On ne voit pas assez, à mon avis, ce qui se joue avec le déploiement d’internet dans cette affaire : le sens vient par de nouvelles distanciations et de nouvelles proximités entre les individus. Pour le porno comme pour les blogs ou les forums citoyens. Cela met forcément en cause le rapport de pouvoir dans la diffusion d’information et l’on découvre que la propagande est partout (cela aurait fait un titre plus juste que information=désinformation).

Je veux dire que l’information intéressante ici sur Agoravox est celle qui introduit l’expérience personnelle des auteurs dans les articles. C’est ce regard cultivé sur une facette de la vie publique que des citoyens de divers horizons peuvent apporter parce que cela échappe à la culture des journalistes professionnels. J’ai eu plus d’une fois l’impression que C Revelli faisait fausse route avec ses tentatives de faire du journalisme d’investigation avec des non-professionnels, et ce sentiment ne se dissipe pas.

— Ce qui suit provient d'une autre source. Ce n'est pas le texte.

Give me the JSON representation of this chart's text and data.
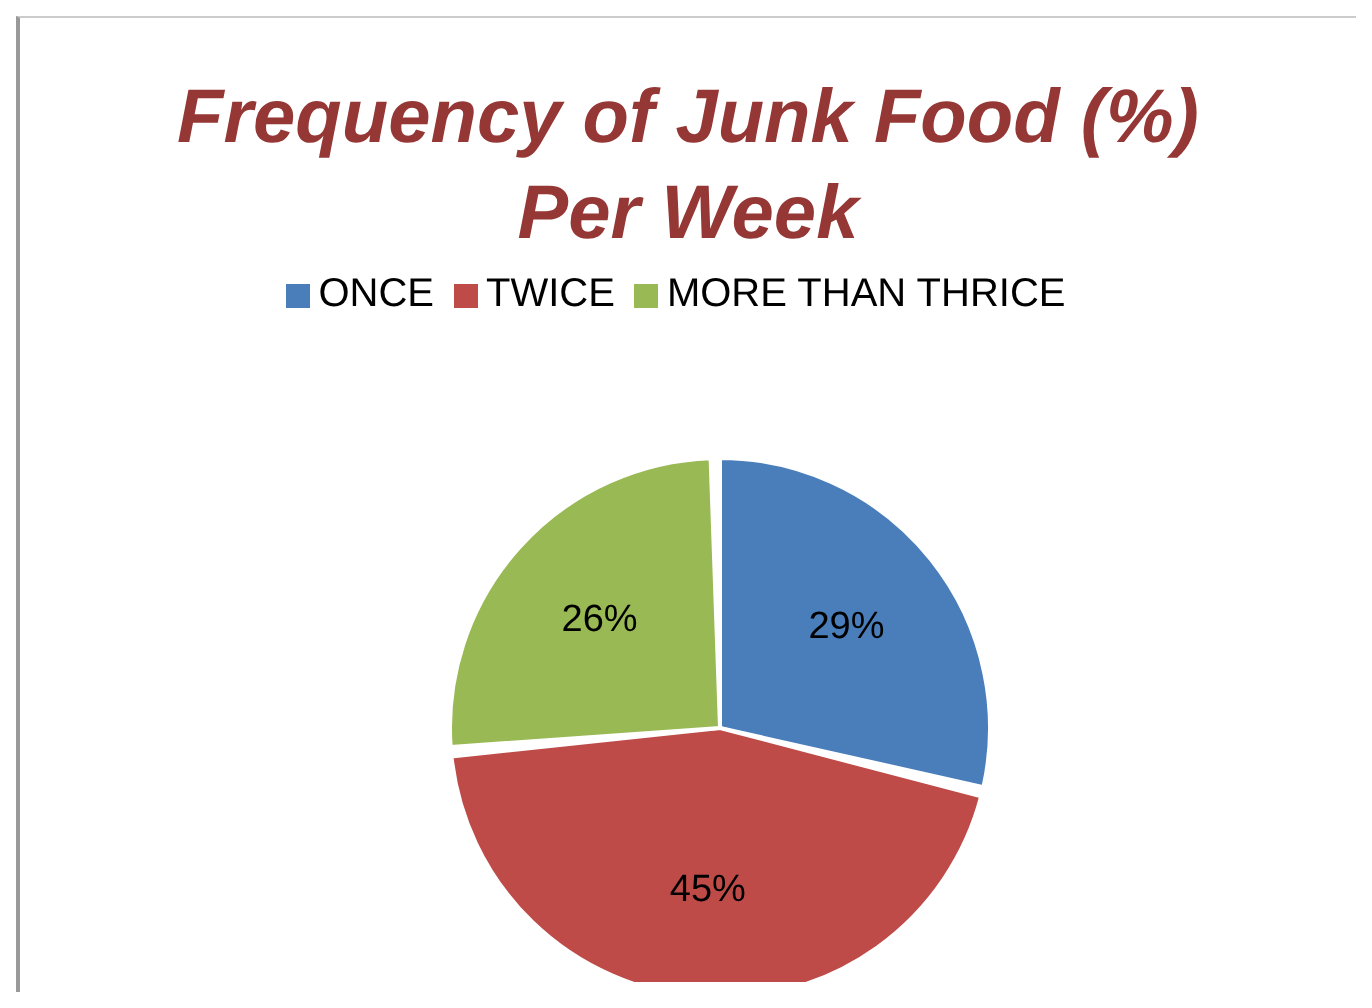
{
  "chart_data": {
    "type": "pie",
    "title": "Frequency of Junk Food (%) Per Week",
    "categories": [
      "ONCE",
      "TWICE",
      "MORE THAN THRICE"
    ],
    "values": [
      29,
      45,
      26
    ],
    "colors": [
      "#4a7ebb",
      "#be4b48",
      "#98b954"
    ],
    "value_labels": [
      "29%",
      "45%",
      "26%"
    ],
    "legend": "top"
  }
}
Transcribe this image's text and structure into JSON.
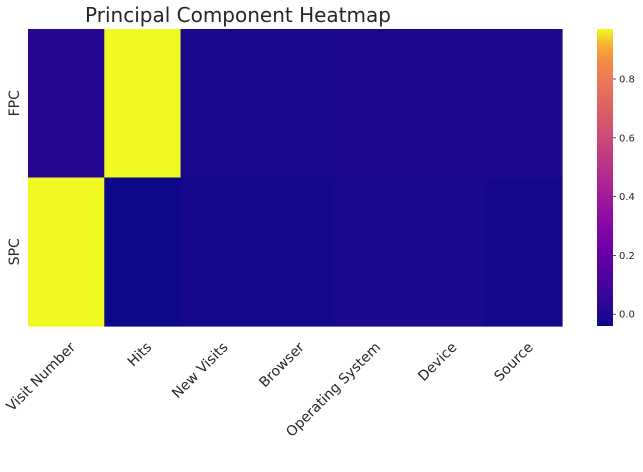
{
  "chart_data": {
    "type": "heatmap",
    "title": "Principal Component Heatmap",
    "x_categories": [
      "Visit Number",
      "Hits",
      "New Visits",
      "Browser",
      "Operating System",
      "Device",
      "Source"
    ],
    "y_categories": [
      "FPC",
      "SPC"
    ],
    "values": [
      [
        0.02,
        0.97,
        -0.01,
        -0.01,
        0.0,
        0.0,
        0.0
      ],
      [
        0.97,
        -0.04,
        -0.02,
        -0.02,
        -0.01,
        -0.01,
        -0.02
      ]
    ],
    "colormap": "plasma",
    "colorbar": {
      "range": [
        -0.04,
        0.97
      ],
      "ticks": [
        0.0,
        0.2,
        0.4,
        0.6,
        0.8
      ],
      "tick_labels": [
        "0.0",
        "0.2",
        "0.4",
        "0.6",
        "0.8"
      ]
    }
  }
}
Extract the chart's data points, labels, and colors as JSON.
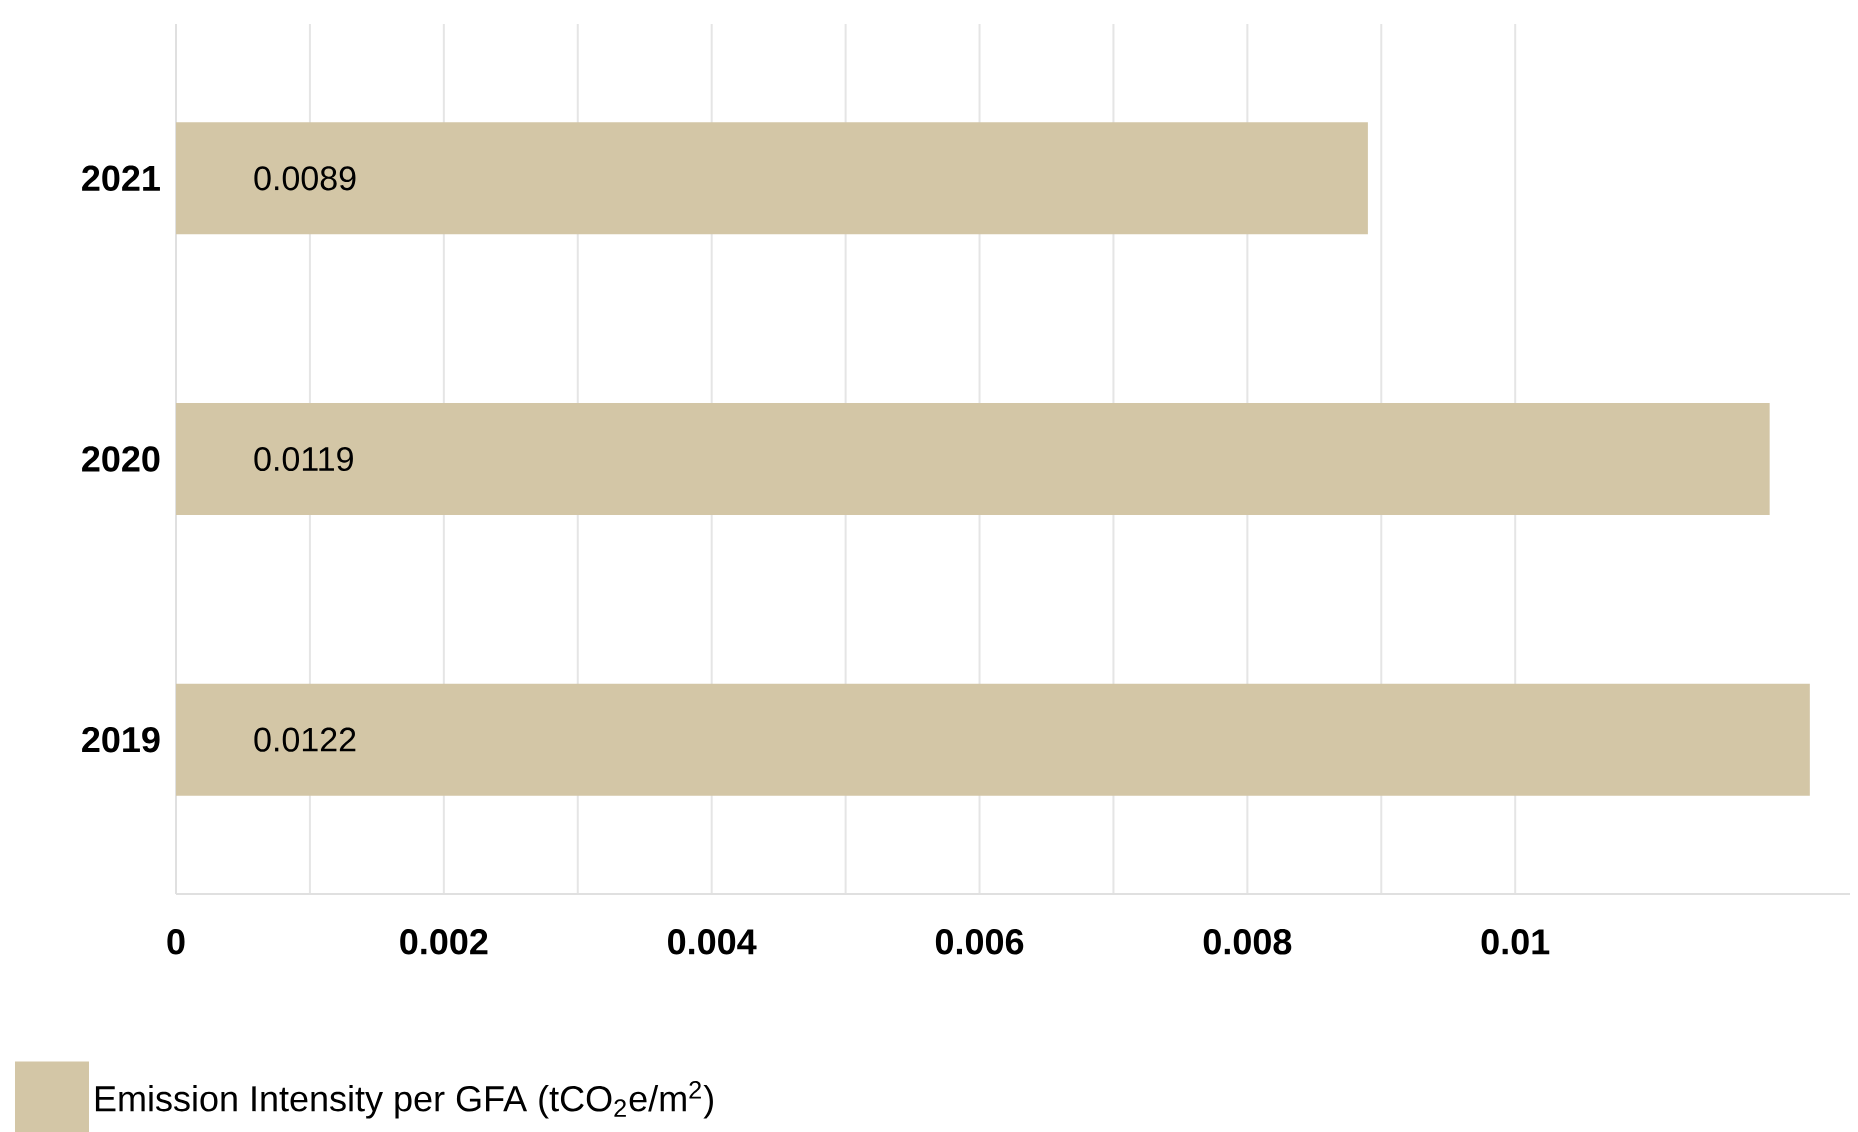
{
  "chart_data": {
    "type": "bar",
    "orientation": "horizontal",
    "categories": [
      "2021",
      "2020",
      "2019"
    ],
    "series": [
      {
        "name": "Emission Intensity per GFA  (tCO$_{2}$e/m$^{2}$)",
        "color": "#d3c6a6",
        "values": [
          0.0089,
          0.0119,
          0.0122
        ]
      }
    ],
    "xlim": [
      0,
      0.0125
    ],
    "xticks": [
      0,
      {
        "value": 0.001,
        "label": null
      },
      {
        "value": 0.002,
        "label": "0.002"
      },
      {
        "value": 0.003,
        "label": null
      },
      {
        "value": 0.004,
        "label": "0.004"
      },
      {
        "value": 0.005,
        "label": null
      },
      {
        "value": 0.006,
        "label": "0.006"
      },
      {
        "value": 0.007,
        "label": null
      },
      {
        "value": 0.008,
        "label": "0.008"
      },
      {
        "value": 0.009,
        "label": null
      },
      {
        "value": 0.01,
        "label": "0.01"
      }
    ],
    "grid": "x",
    "legend": "bottom",
    "data_labels": true
  }
}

Les trésors restent enfouis parce qu’ils sont là où on ne les cherche pas. Je ne résiste à la tentation de citer un de auteurs remarquables qui s’est fait une place récemment sur Agoravox : Philippakos. Il illustre parfaitement mon propos, il nous produit d’excellents articles que seul Agoravox est capable de produire parce qu’un type inconnu nous introduit dans ses différences, dans une perception du monde construite et étrangère aux similitudes.

L’information est bien souvent truffée d’autres choses que de ce qu’elle dit explicitement. Les médias sont critiqués à cause de cela, la publicité, l’argent, la propagande sont partout. Sur internet, dans les blogs et sur les forums, on dénonce ainsi l’ego des puissants. Je trouve particulièrement intéressant que l’on voit poindre aussi une réflexion sur l’ego en général au travers des motivations à s’exprimer sur un blog ou des interrogations sur le sens des trolls. On peut espérer que la conscience, l’expérience et l’appartenance à une civilisation très large seront davantage liés dans notre compréhension du monde et nous ferons sortir du pauvre manichéïsme qui réduit notre perception politique à la morale. Ce qui est suicidaire pour une démocratie.